Of course, many people who *think* they want to generate local files from DODS, actually just misunderstand the system.  But for those who really do need local files for something, and aren't/don't want to be GrADS users, it might be worth a try.

GrADS and the CF convention of NetCDF (ALMA) (P. Dirmeyer, 12 May 2003)
If you are a GrADS user, soon you will be able to use GrADS to directly view gridded versions of your ALMA vector model output.  Hopefully this new version of GrADS (with many other new features) will be ready this summer.
Conflicts with more than one NetCDF library (Z. Guo, 23 May 2003)
Using NetCDF libraries other than the DODS-NetCDF libraries may cause problems such as unrecognized routines if mixed with the DODS-enabled code.  To ensure compatibility with your site, you may need to create the DODS-NetCDF library yourself from the tar-files on the FAQ page, rather than rely on a library compiled elsewhere.  
NetCDF routines appear undefined (Z. Guo, 27 May 2003)
Library compilation problems may lead to the following problems.
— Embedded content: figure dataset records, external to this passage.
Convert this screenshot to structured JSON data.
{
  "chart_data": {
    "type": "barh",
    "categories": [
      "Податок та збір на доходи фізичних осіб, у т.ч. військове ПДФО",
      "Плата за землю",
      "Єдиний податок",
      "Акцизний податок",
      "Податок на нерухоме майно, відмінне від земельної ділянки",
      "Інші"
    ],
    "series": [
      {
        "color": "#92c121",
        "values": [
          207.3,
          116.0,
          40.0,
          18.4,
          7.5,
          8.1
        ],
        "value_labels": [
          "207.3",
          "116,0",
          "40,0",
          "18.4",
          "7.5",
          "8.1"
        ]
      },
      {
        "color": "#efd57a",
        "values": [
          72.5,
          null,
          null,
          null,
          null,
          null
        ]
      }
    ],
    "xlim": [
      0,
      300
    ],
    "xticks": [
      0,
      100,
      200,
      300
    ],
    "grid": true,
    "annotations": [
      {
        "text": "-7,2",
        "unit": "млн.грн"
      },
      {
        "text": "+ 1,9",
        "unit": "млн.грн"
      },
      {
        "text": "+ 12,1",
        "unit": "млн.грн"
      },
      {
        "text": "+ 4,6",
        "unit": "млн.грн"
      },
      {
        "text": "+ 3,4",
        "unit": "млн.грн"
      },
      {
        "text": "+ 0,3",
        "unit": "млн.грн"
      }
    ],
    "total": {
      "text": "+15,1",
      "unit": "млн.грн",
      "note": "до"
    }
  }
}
First: routines like nc__create_mp, nc_delete_mp, nc__open_mp, nc_delete are undefined. Downloading and compiling the source codes from the tar-files listed on the FAQ site should avoid this problem (see conflict note above).
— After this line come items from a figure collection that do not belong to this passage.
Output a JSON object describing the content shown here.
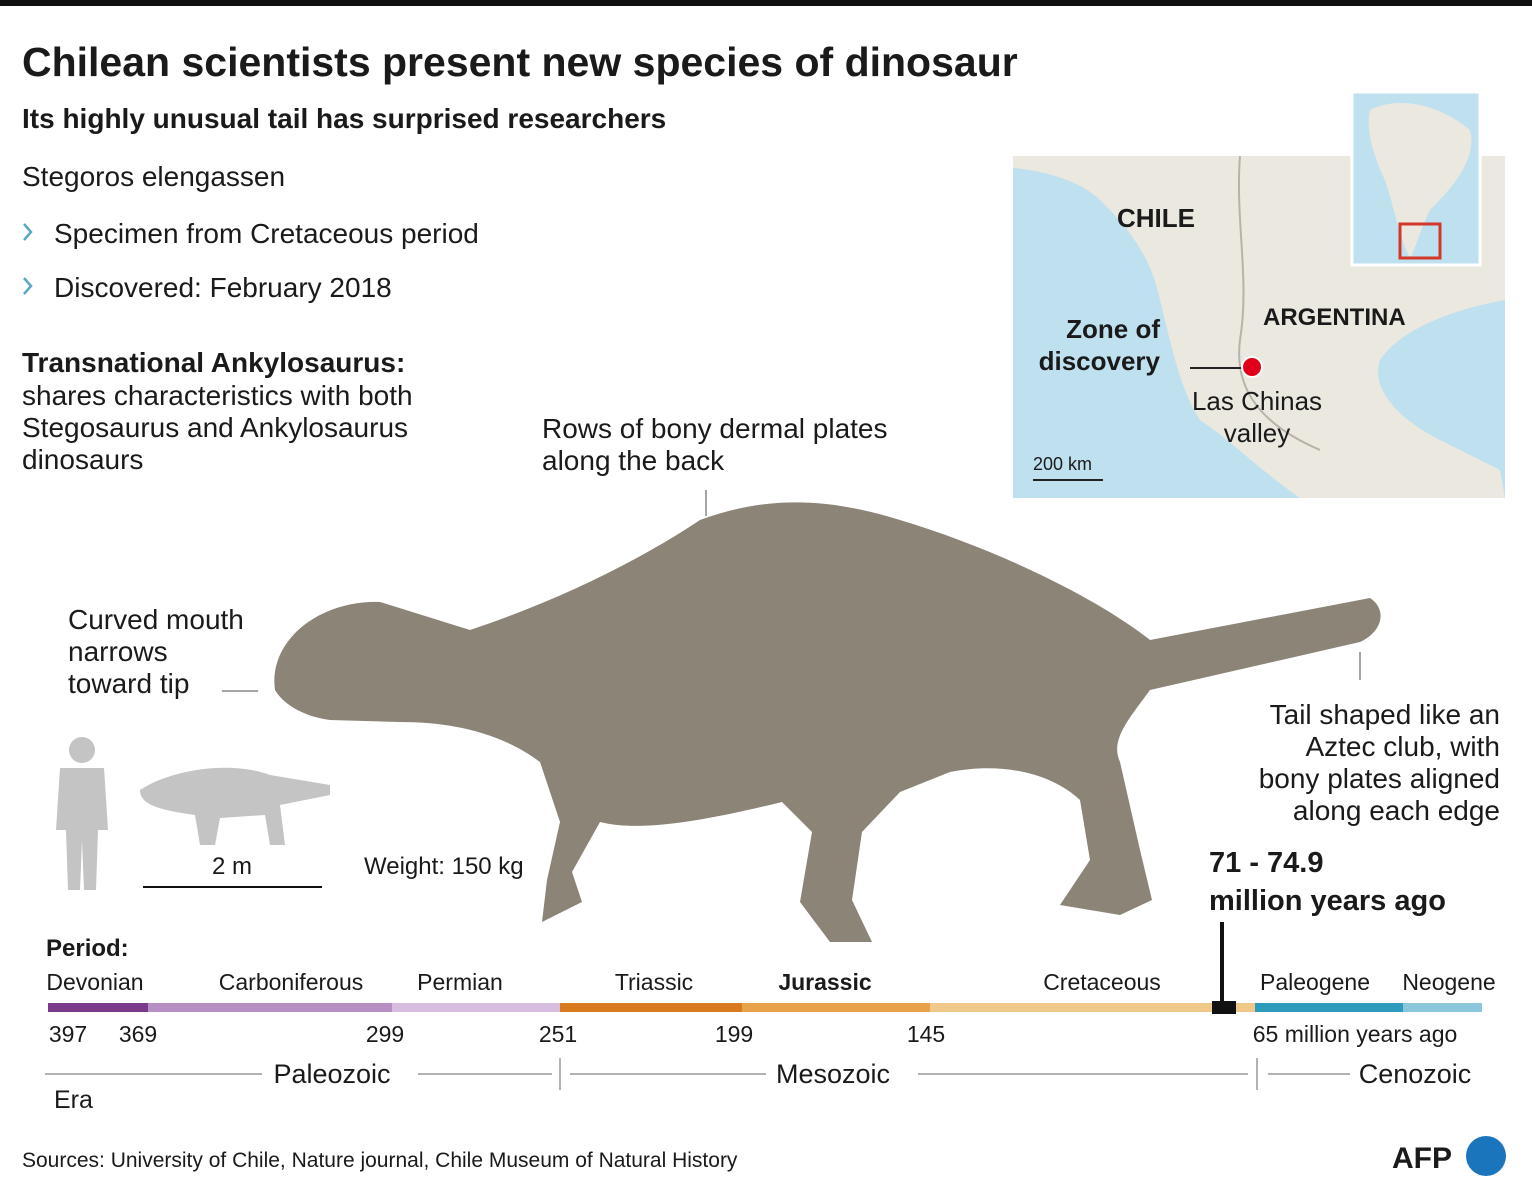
{
  "header": {
    "title": "Chilean scientists present new species of dinosaur",
    "subtitle": "Its highly unusual tail has surprised researchers"
  },
  "species": {
    "name": "Stegoros elengassen",
    "facts": [
      "Specimen from Cretaceous period",
      "Discovered: February 2018"
    ]
  },
  "description": {
    "heading": "Transnational Ankylosaurus:",
    "lines": [
      "shares characteristics with both",
      "Stegosaurus and Ankylosaurus",
      "dinosaurs"
    ]
  },
  "annotations": {
    "back": [
      "Rows of bony dermal plates",
      "along the back"
    ],
    "mouth": [
      "Curved mouth",
      "narrows",
      "toward tip"
    ],
    "tail": [
      "Tail shaped like an",
      "Aztec club, with",
      "bony plates aligned",
      "along each edge"
    ]
  },
  "scale": {
    "length": "2 m",
    "weight": "Weight: 150 kg"
  },
  "age": [
    "71 - 74.9",
    "million years ago"
  ],
  "map": {
    "country": "CHILE",
    "neighbor": "ARGENTINA",
    "zone": [
      "Zone of",
      "discovery"
    ],
    "site": [
      "Las Chinas",
      "valley"
    ],
    "scale": "200 km"
  },
  "timeline": {
    "period_label": "Period:",
    "era_label": "Era",
    "periods": [
      {
        "name": "Devonian",
        "color": "#7b3a8c"
      },
      {
        "name": "Carboniferous",
        "color": "#b88fc4"
      },
      {
        "name": "Permian",
        "color": "#d9bde0"
      },
      {
        "name": "Triassic",
        "color": "#d97a1e"
      },
      {
        "name": "Jurassic",
        "color": "#e8a24a"
      },
      {
        "name": "Cretaceous",
        "color": "#f0c98a"
      },
      {
        "name": "Paleogene",
        "color": "#2e9bbd"
      },
      {
        "name": "Neogene",
        "color": "#8ac6dc"
      }
    ],
    "ticks": [
      "397",
      "369",
      "299",
      "251",
      "199",
      "145",
      "65 million years ago"
    ],
    "eras": [
      "Paleozoic",
      "Mesozoic",
      "Cenozoic"
    ]
  },
  "sources": "Sources: University of Chile, Nature journal, Chile Museum of Natural History",
  "logo": "AFP"
}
Second: nf_open__, nf_enddef__, nf_close__, etc. are undefined. You find those references have an added extra underscore on the end. If that's the case, you need to turn on the '-Df2cFortran' option (change DEFS) in the Makefile (or Makefile.in), and re-build the DODS netcdf library. This should make it work.
Using the F90 NetCDF routines with DODS (Z. Guo, 7 June 2003)
I believe the current available libraries from UCAR Unidata are not linked with Fortran 90 NetCDF interface. So you can only link your Fortran code in F77 with those libraries. If you do want to use F90 NetCDF subroutine calls to access DODS data, you have to link NetCDF F90 interface with the DODS libraries to get the DODS/netCDF libraries, and use that set libraries to link with your Fortran code in F90. Two messages at
http://www.unidata.ucar.edu/projects/coohl/mhonarc/MailArchives/dods-tech/msg01554.html
http://www.unidata.ucar.edu/projects/coohl/mhonarc/MailArchievs/dods-tech/msg01752.html
might be useful.

The NetCDF User's Guide for Fortran 90 is online at http://www.unidata.ucar.edu/packages/netcdf/f90/Documentation/guide.book.pdf
All the interfaces for netcdf/f90 functions can be found there.

Fortran

Sample Code to read and write NetCDF in a Fortran model driver.


Other Errors

IOT Trap error (Z. Guo, 29 April 2003)
The IOT stands for "Index Organized Table".  The "IOT Trap" error message is not specific for DODS or NetCDF or Fortran.  It is usually related to threads or compiler issues. It seems the DODS uses a system call (IOT facility) to organize the .dods_cache. Under certain conditions (.dods_cache is too large to be under control, or some other reasons, I guess), that system call can fail. This problem is hard to be traced or solved.  In my experience, reducing the times of data accessing transaction, and keeping the number of .dods_cache directories to no more than 400 is a practical solution for the "IOT trap" problem.  Note that the subdirectories are automatically created in the .dods_cache directory.  One directory will be created for one data retrieval transaction, so retrieving one month of GSWP forcing data for nine variables will create ~30*9 directories if one day's data for one variable is retrieved per transaction time.